They then discovered that waging a successful war required an expansion of national power. During the War of 1812 they raised taxes, resorted to borrowing, and attempted to strengthen military and naval forces. This new initiative continued after the war, and during the famous 1815–1816 session of Congress, the Democratic Republicans—aided by the evaporation of foreign policy as a major issue and the splintering of Federalist opposition—took a new tack and passed legislation that chartered a Second Bank of the United States, imposed a small protective tariff, backed programs for a more powerful peacetime army and navy, provided for new coastal fortifications, and gave aid to the states for internal improvements. Those Democratic Republicans supporting these policies were by 1817 well on their way to becoming National Republicans, while those who remained loyal to their previous values considered themselves to be the true and Old Republicans.
During this period the states made most of the important political decisions. The supposedly more democratic Democratic Republicans gave similar backing to bills for gradually ending slavery in New York (1799) and New Jersey (1804) than did their Federalist opponents. They also gave little attention to strengthening the legal and political status of women; did little to amend or reform state constitutions; and, except in Massachusetts and Connecticut, gave little support to efforts to expand the suffrage. They did attempt to dismantle the complex state and town congregational establishment, and in Massachusetts they gave assistance to the residents of the Maine district who opposed the claims of land speculators. In some states they attempted to modify the judicial system and reduce the power of judges. They had little enmity toward banking or internal improvement projects chartered by the states. They also, despite the rhetoric of Thomas Jefferson, gave relatively little assistance to establishing and funding systems of public education. Like their opponents, they kept taxes low and had little hesitation in using state libel laws to attempt to silence those of their editorial opponents who were most offensive to the Democratic Republicans.

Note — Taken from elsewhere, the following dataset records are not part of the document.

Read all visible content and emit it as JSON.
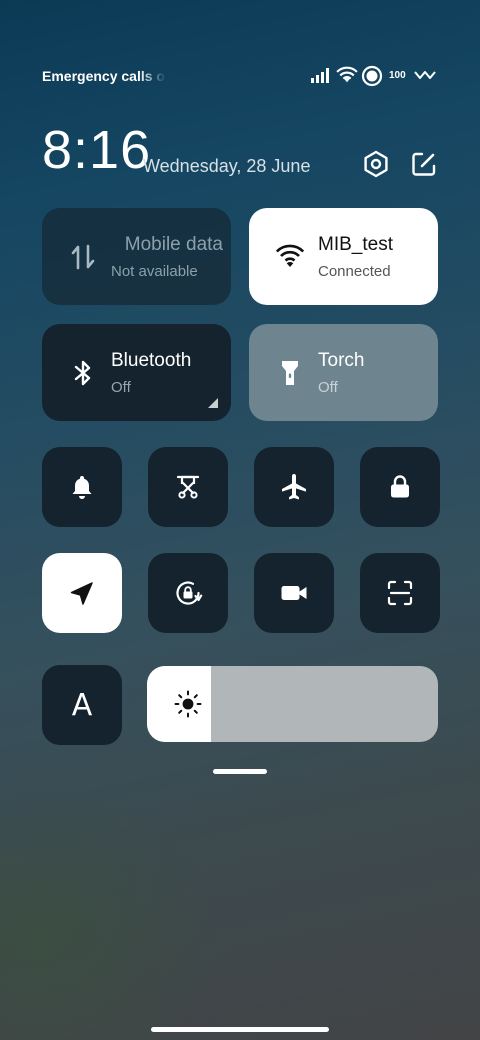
{
  "status_bar": {
    "carrier_text": "Emergency calls only",
    "battery_level": "100",
    "icons": [
      "signal-icon",
      "wifi-icon",
      "do-not-disturb-icon",
      "data-activity-icon"
    ]
  },
  "header": {
    "time": "8:16",
    "date": "Wednesday, 28 June",
    "icons": [
      "settings-icon",
      "edit-icon"
    ]
  },
  "tiles": {
    "mobile_data": {
      "title": "Mobile data",
      "status": "Not available"
    },
    "wifi": {
      "title": "MIB_test",
      "status": "Connected"
    },
    "bluetooth": {
      "title": "Bluetooth",
      "status": "Off"
    },
    "torch": {
      "title": "Torch",
      "status": "Off"
    }
  },
  "quick_toggles": [
    {
      "icon": "bell-icon",
      "active": false
    },
    {
      "icon": "screenshot-icon",
      "active": false
    },
    {
      "icon": "airplane-icon",
      "active": false
    },
    {
      "icon": "lock-icon",
      "active": false
    },
    {
      "icon": "location-icon",
      "active": true
    },
    {
      "icon": "rotation-lock-icon",
      "active": false
    },
    {
      "icon": "video-camera-icon",
      "active": false
    },
    {
      "icon": "scanner-icon",
      "active": false
    },
    {
      "icon": "font-size-icon",
      "label": "A",
      "active": false
    }
  ],
  "brightness": {
    "level": 0.22,
    "icon": "sun-icon"
  },
  "colors": {
    "tile_dark": "#14232d",
    "tile_active": "#ffffff",
    "tile_torch": "#6e8590",
    "slider_track": "#b1b6b9"
  }
}
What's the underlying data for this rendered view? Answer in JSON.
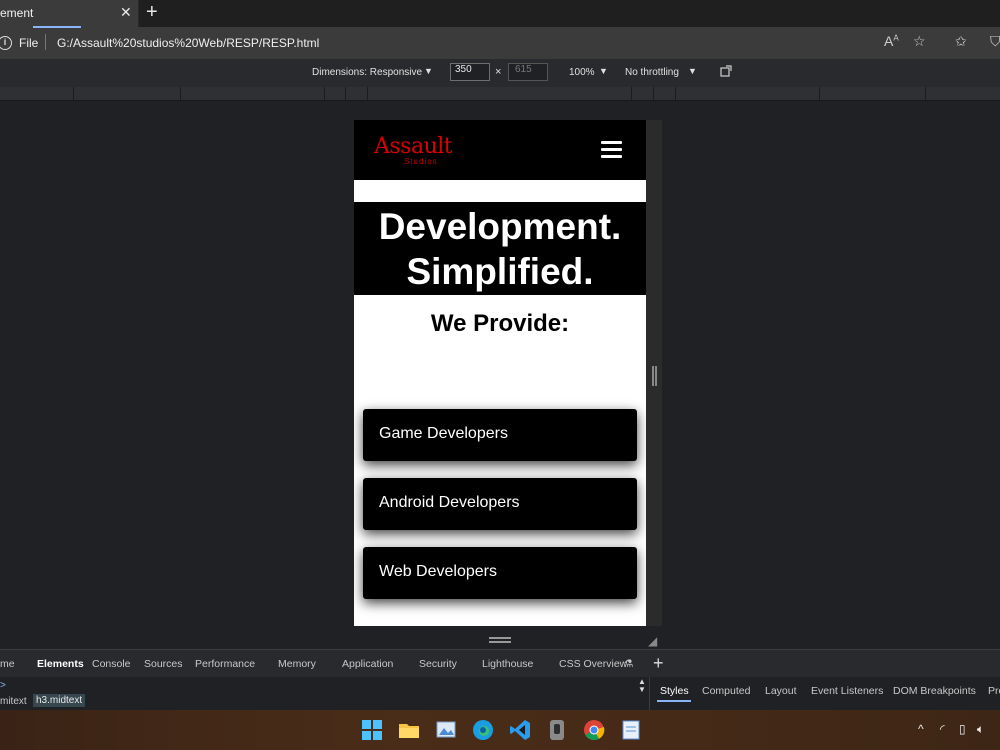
{
  "browser": {
    "tab_title": "ement",
    "url_scheme": "File",
    "url": "G:/Assault%20studios%20Web/RESP/RESP.html"
  },
  "device_toolbar": {
    "dimensions_label": "Dimensions: Responsive",
    "width": "350",
    "times": "×",
    "height": "615",
    "zoom": "100%",
    "throttling": "No throttling"
  },
  "site": {
    "logo_main": "Assault",
    "logo_sub": "Studios",
    "hero_line1": "Development.",
    "hero_line2": "Simplified.",
    "provide_heading": "We Provide:",
    "services": [
      "Game Developers",
      "Android Developers",
      "Web Developers"
    ]
  },
  "devtools": {
    "tabs": [
      "me",
      "Elements",
      "Console",
      "Sources",
      "Performance",
      "Memory",
      "Application",
      "Security",
      "Lighthouse",
      "CSS Overview"
    ],
    "active_tab": "Elements",
    "breadcrumbs": [
      "mitext",
      "h3.midtext"
    ],
    "styles_tabs": [
      "Styles",
      "Computed",
      "Layout",
      "Event Listeners",
      "DOM Breakpoints",
      "Pro"
    ]
  },
  "colors": {
    "logo_red": "#d90000",
    "active_tab_underline": "#8ab4f8"
  }
}
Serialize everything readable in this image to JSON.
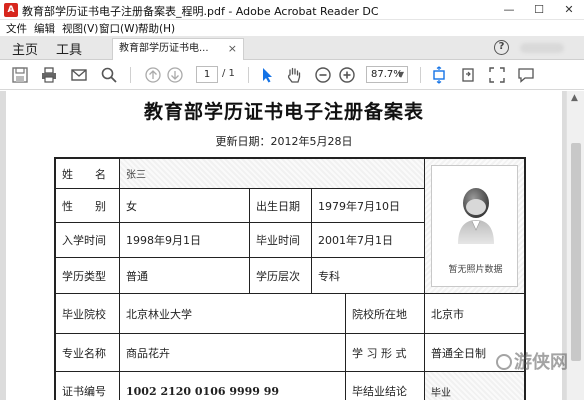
{
  "window": {
    "app_icon_letter": "A",
    "title": "教育部学历证书电子注册备案表_程明.pdf - Adobe Acrobat Reader DC",
    "minimize_glyph": "—",
    "maximize_glyph": "☐",
    "close_glyph": "✕"
  },
  "menu": [
    "文件",
    "编辑",
    "视图(V)",
    "窗口(W)",
    "帮助(H)"
  ],
  "nav_tabs": {
    "home": "主页",
    "tools": "工具"
  },
  "doc_tab": {
    "label": "教育部学历证书电...",
    "close": "×"
  },
  "toolbar": {
    "page_current": "1",
    "page_total": "/ 1",
    "zoom": "87.7%",
    "zoom_arrow": "▼"
  },
  "document": {
    "title": "教育部学历证书电子注册备案表",
    "updated": "更新日期：2012年5月28日",
    "photo_caption": "暂无照片数据",
    "fields": {
      "name_label": "姓　　名",
      "name_value": "张三",
      "gender_label": "性　　别",
      "gender_value": "女",
      "birth_label": "出生日期",
      "birth_value": "1979年7月10日",
      "enroll_label": "入学时间",
      "enroll_value": "1998年9月1日",
      "graduate_label": "毕业时间",
      "graduate_value": "2001年7月1日",
      "type_label": "学历类型",
      "type_value": "普通",
      "level_label": "学历层次",
      "level_value": "专科",
      "school_label": "毕业院校",
      "school_value": "北京林业大学",
      "location_label": "院校所在地",
      "location_value": "北京市",
      "major_label": "专业名称",
      "major_value": "商品花卉",
      "form_label": "学 习 形 式",
      "form_value": "普通全日制",
      "cert_label": "证书编号",
      "cert_value": "1002 2120 0106 9999 99",
      "conclusion_label": "毕结业结论",
      "conclusion_value": "毕业"
    }
  },
  "watermark": "游侠网",
  "icons": {
    "save": "save-icon",
    "print": "print-icon",
    "email": "email-icon",
    "search": "search-icon",
    "prev": "arrow-up-icon",
    "next": "arrow-down-icon",
    "select": "cursor-icon",
    "hand": "hand-icon",
    "zoom_out": "zoom-out-icon",
    "zoom_in": "zoom-in-icon",
    "fit": "fit-page-icon",
    "rotate": "rotate-icon",
    "fullscreen": "fullscreen-icon",
    "comment": "comment-icon",
    "help": "help-icon"
  },
  "colors": {
    "accent": "#1473e6",
    "app_red": "#d7261d"
  }
}
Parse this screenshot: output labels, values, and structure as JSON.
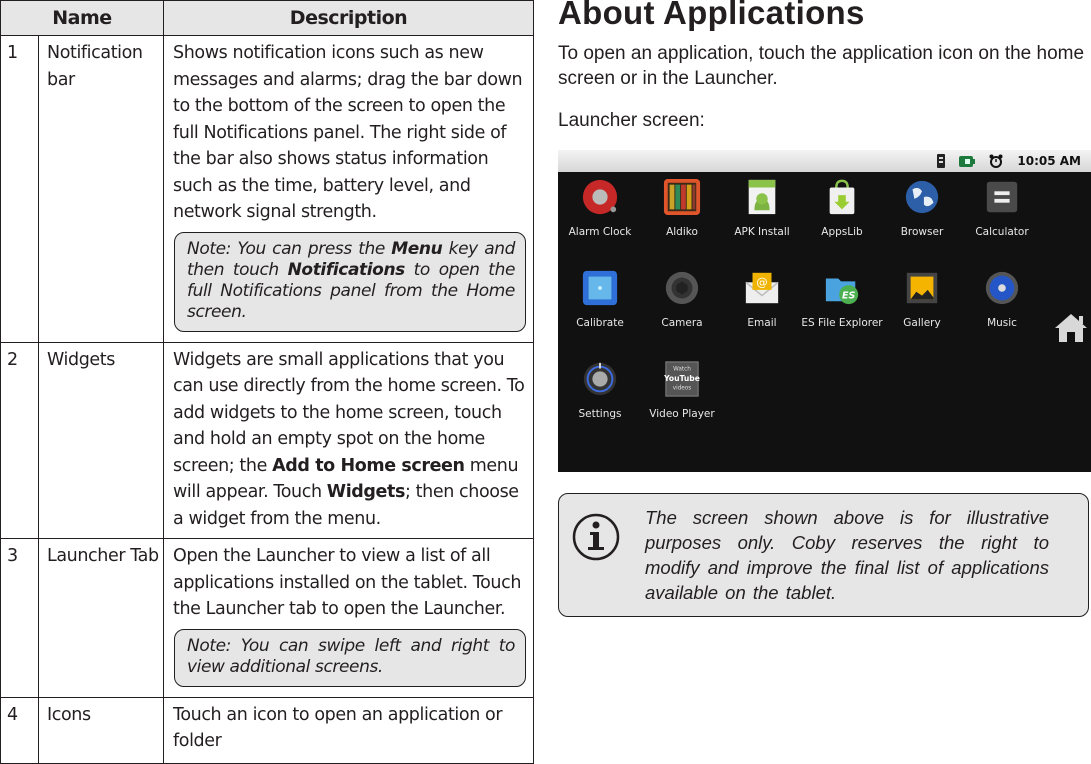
{
  "table": {
    "headers": {
      "name": "Name",
      "description": "Description"
    },
    "rows": [
      {
        "num": "1",
        "name": "Notification bar",
        "desc": "Shows notification icons such as new messages and alarms; drag the bar down to the bottom of the screen to open the full Notifications panel. The right side of the bar also shows status information such as the time, battery level, and network signal strength.",
        "note": {
          "pre": "Note: You can press the ",
          "b1": "Menu",
          "mid": " key and then touch ",
          "b2": "Notifications",
          "post": " to open the full Notifications panel from the Home screen."
        }
      },
      {
        "num": "2",
        "name": "Widgets",
        "desc_pre": "Widgets are small applications that you can use directly from the home screen. To add widgets to the home screen, touch and hold an empty spot on the home screen; the ",
        "desc_b1": "Add to Home screen",
        "desc_mid": " menu will appear. Touch ",
        "desc_b2": "Widgets",
        "desc_post": "; then choose a widget from the menu."
      },
      {
        "num": "3",
        "name": "Launcher Tab",
        "desc": "Open the Launcher to view a list of all applications installed on the tablet. Touch the Launcher tab to open the Launcher.",
        "note": "Note: You can swipe left and right to view additional screens."
      },
      {
        "num": "4",
        "name": "Icons",
        "desc": "Touch an icon to open an application or folder"
      }
    ]
  },
  "section": {
    "title": "About Applications",
    "intro": "To open an application, touch the application icon on the home screen or in the Launcher.",
    "subtitle": "Launcher screen:"
  },
  "launcher": {
    "status_time": "10:05 AM",
    "status_icons": [
      "signal-icon",
      "battery-icon",
      "alarm-icon"
    ],
    "apps": [
      {
        "label": "Alarm Clock",
        "icon": "alarm-clock-icon"
      },
      {
        "label": "Aldiko",
        "icon": "aldiko-icon"
      },
      {
        "label": "APK Install",
        "icon": "apk-install-icon"
      },
      {
        "label": "AppsLib",
        "icon": "appslib-icon"
      },
      {
        "label": "Browser",
        "icon": "browser-icon"
      },
      {
        "label": "Calculator",
        "icon": "calculator-icon"
      },
      {
        "label": "Calibrate",
        "icon": "calibrate-icon"
      },
      {
        "label": "Camera",
        "icon": "camera-icon"
      },
      {
        "label": "Email",
        "icon": "email-icon"
      },
      {
        "label": "ES File Explorer",
        "icon": "es-file-explorer-icon"
      },
      {
        "label": "Gallery",
        "icon": "gallery-icon"
      },
      {
        "label": "Music",
        "icon": "music-icon"
      },
      {
        "label": "Settings",
        "icon": "settings-icon"
      },
      {
        "label": "Video Player",
        "icon": "video-player-icon"
      }
    ],
    "youtube_icon_text": {
      "top": "Watch",
      "mid": "YouTube",
      "bottom": "videos"
    }
  },
  "info_note": "The screen shown above is for illustrative purposes only. Coby reserves the right to modify  and improve the final list of applications available on the tablet.",
  "colors": {
    "note_bg": "#e6e6e6",
    "text": "#231f20",
    "screen_bg": "#111111"
  }
}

The Democratic Republicans backed measures that favored the expansion of the new nation at the expense of foreign powers and native tribes, and supported American commerce against the Barbary States. Democratic Republican presidents purchased Louisiana in 1803, recognized a coup that seized the Spanish portion of eastern Louisiana in 1811, put pressure on Spain to cede Florida, and mounted a frustrated effort to seize Canada in 1812. At the same time they pressed for treaties with the native tribes that would surrender their land to the United States and backed efforts by William Henry Harrison, the territorial governor of Indiana, to seize control of large areas in the Northwest. During the War of 1812 James Madison, the second Democratic Republican president, supported the efforts of both Harrison and Jackson to destroy Native American military power in both the Northwest and Southwest and concluded treaties that seized a large portion of their lands.
In the first years of the nineteenth century and again in 1815, Democratic Republican presidents sent naval expeditions against the Barbary powers to support American commerce in the Mediterranean, and they pleased their southern slaveholding supporters by refusing to recognize Haiti, the Western Hemisphere's second republic, which had been created by a massive slave insurrection.
Differences over foreign policy overshadowed other differences between the two parties at both the national and state levels in defining the distinctive position of the Democratic Republicans. They supported the French Revolution even when the revolutionaries became involved in a war with most of the other European powers. During the early 1790s, they argued that the ideology of the French Revolution should be supported by good republicans. They accused their Federalist opponents, who seemed lukewarm toward the revolution, of being disguised aristocrats who planned to turn the new nation into a pale copy of William Pitt the Younger's Great Britain. Even when the Directory and Napoleon dampened Democratic Republican enthusiasm about the French and the direction of their revolution, the party remained critical and suspicious of the British; Democratic Republicans claimed that Britain used its hostility to France to control and even harm the rapidly growing commerce of the United States. During the years between 1795 and 1800, the Federalists used confrontation with France as grounds for supporting a larger army and navy and for passing the Alien and Sedition Acts (1798).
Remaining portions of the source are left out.